Ефим прилетел в наш город, пробыл день, вернулся на завод и сообщил мне, что все наши расстреляны, никого не осталось в живых, более точно и конкретно никто сказать не может, однако, по-видимому, погибли все.
Через несколько месяцев, в январе или феврале сорок четвертого года, я получил письмо от Любы, она ездила в наш город, их госпиталь стоял неподалеку, пробыла там два дня, сведения ее были более подробными; уже работала комиссия по установлению злодеяний немецко-фашистских захватчиков, и, как сообщала Люба, еврейское население было уничтожено задолго, может быть, за год до прихода наших войск. Что касается дяди Гриши, то он якобы вышел из окружения, вернулся в город, а оттуда ушел к партизанам. А вот о нашем отце сведения расходятся: одни говорят, что его повесили, другие, что его, как полунемца, куда-то вывезли. И ни слова об Игоре, о нем писать не могла... Бедная Люба! До сих пор не верит в его гибель, на что-то надеется... Ну ладно, не будем об этом...

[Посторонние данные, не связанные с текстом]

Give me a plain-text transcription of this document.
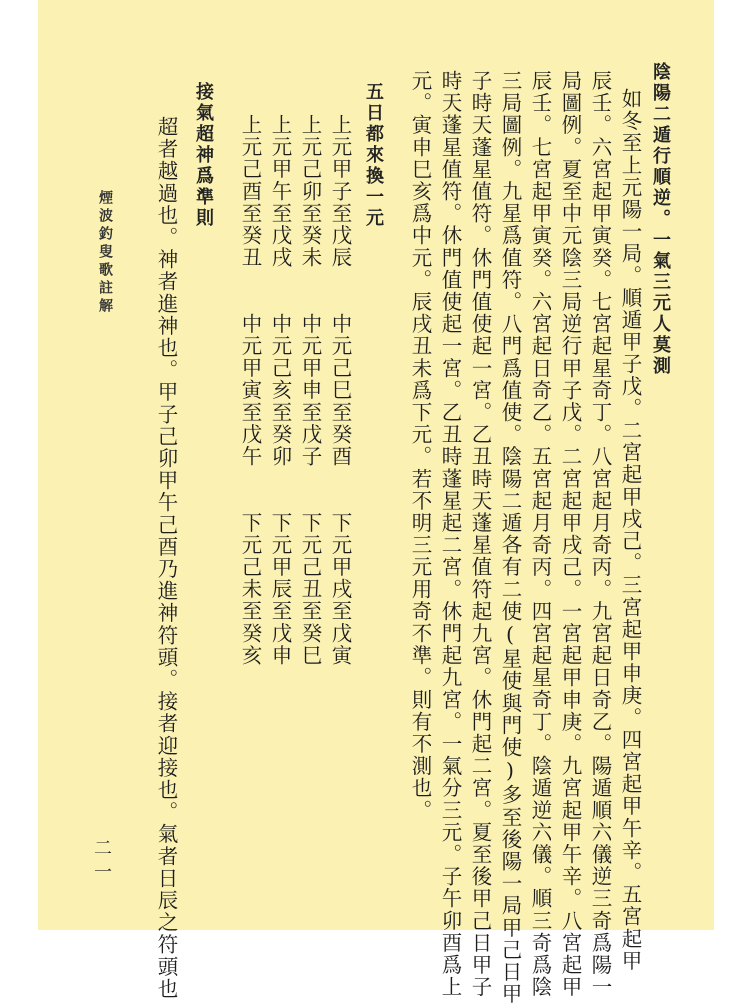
陰陽二遁行順逆。一氣三元人莫測
如冬至上元陽一局。順遁甲子戊。二宮起甲戌己。三宮起甲申庚。四宮起甲午辛。五宮起甲
辰壬。六宮起甲寅癸。七宮起星奇丁。八宮起月奇丙。九宮起日奇乙。陽遁順六儀逆三奇爲陽一
局圖例。夏至中元陰三局逆行甲子戊。二宮起甲戌己。一宮起甲申庚。九宮起甲午辛。八宮起甲
辰壬。七宮起甲寅癸。六宮起日奇乙。五宮起月奇丙。四宮起星奇丁。陰遁逆六儀。順三奇爲陰
三局圖例。九星爲值符。八門爲值使。陰陽二遁各有二使(星使與門使)多至後陽一局甲己日甲
子時天蓬星值符。休門值使起一宮。乙丑時天蓬星值符起九宮。休門起二宮。夏至後甲己日甲子
時天蓬星值符。休門值使起一宮。乙丑時蓬星起二宮。休門起九宮。一氣分三元。子午卯酉爲上
元。寅申巳亥爲中元。辰戌丑未爲下元。若不明三元用奇不準。則有不測也。
五日都來換一元
上元甲子至戊辰　　中元己巳至癸酉　　下元甲戌至戊寅
上元己卯至癸未　　中元甲申至戊子　　下元己丑至癸巳
上元甲午至戊戌　　中元己亥至癸卯　　下元甲辰至戊申
上元己酉至癸丑　　中元甲寅至戊午　　下元己未至癸亥
接氣超神爲準則
超者越過也。神者進神也。甲子己卯甲午己酉乃進神符頭。接者迎接也。氣者日辰之符頭也
煙波釣叟歌註解
二一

В октябре сорок четвертого года я получил двухнедельный отпуск и приехал домой. Стояли мы тогда на Висле, на магнушевском плацдарме, требовался «язык», никак не могли взять, немцы в глухой обороне, мы пошли с ребятами и взяли, сразу троих, провели в тылу у противника четверо суток, а какая там была насыщенность войсками, сами представляете. Короче, взяли троих, на речушке они вздумали рыбу ловить и сами попались. За эту операцию ее участникам дали отпуск, и мне в том числе, и я поехал в родной город.
За две недели я кое-что узнал. А потом, после войны, после демобилизации, я приезжал опять.
Шаг за шагом я выяснил обстоятельства смерти родных. Это было нелегко. Погибшие обратились в прах. Однако вернулись фронтовики, эвакуированные, расспрашивали о родных, близких у одного, у другого, у третьего; собирались крупицы сведений, зерна правды; обнаружились люди, чудом спасшиеся от расстрела, выползшие из могилы, ушедшие в партизаны. Со временем у меня создалась, безусловно, не полная, но, во всяком случае, достоверная картина того, что произошло с моими родными. Я не собираюсь рассказывать вам историю всего гетто, я ее не знаю, и никто ее не знает. Это было маленькое и короткое по времени гетто. О нем не сохранилось письменных свидетельств, оно не фигурирует в официальных документах, просто оно было стерто с лица земли. Да и что можно добавить к истории гетто, описанных в сотнях книг! Всюду было одинаково: людей мучили, терзали и потом истребляли. Что можно к этому добавить? Но о близких мне людях я узнал и об этом расскажу. Конечно, обстоятельства, в которых они очутились, были исключительными, непередаваемыми, нормальный человек не может их представить, никакой рассказ не может передать того, как мучились, страдали и умирали люди.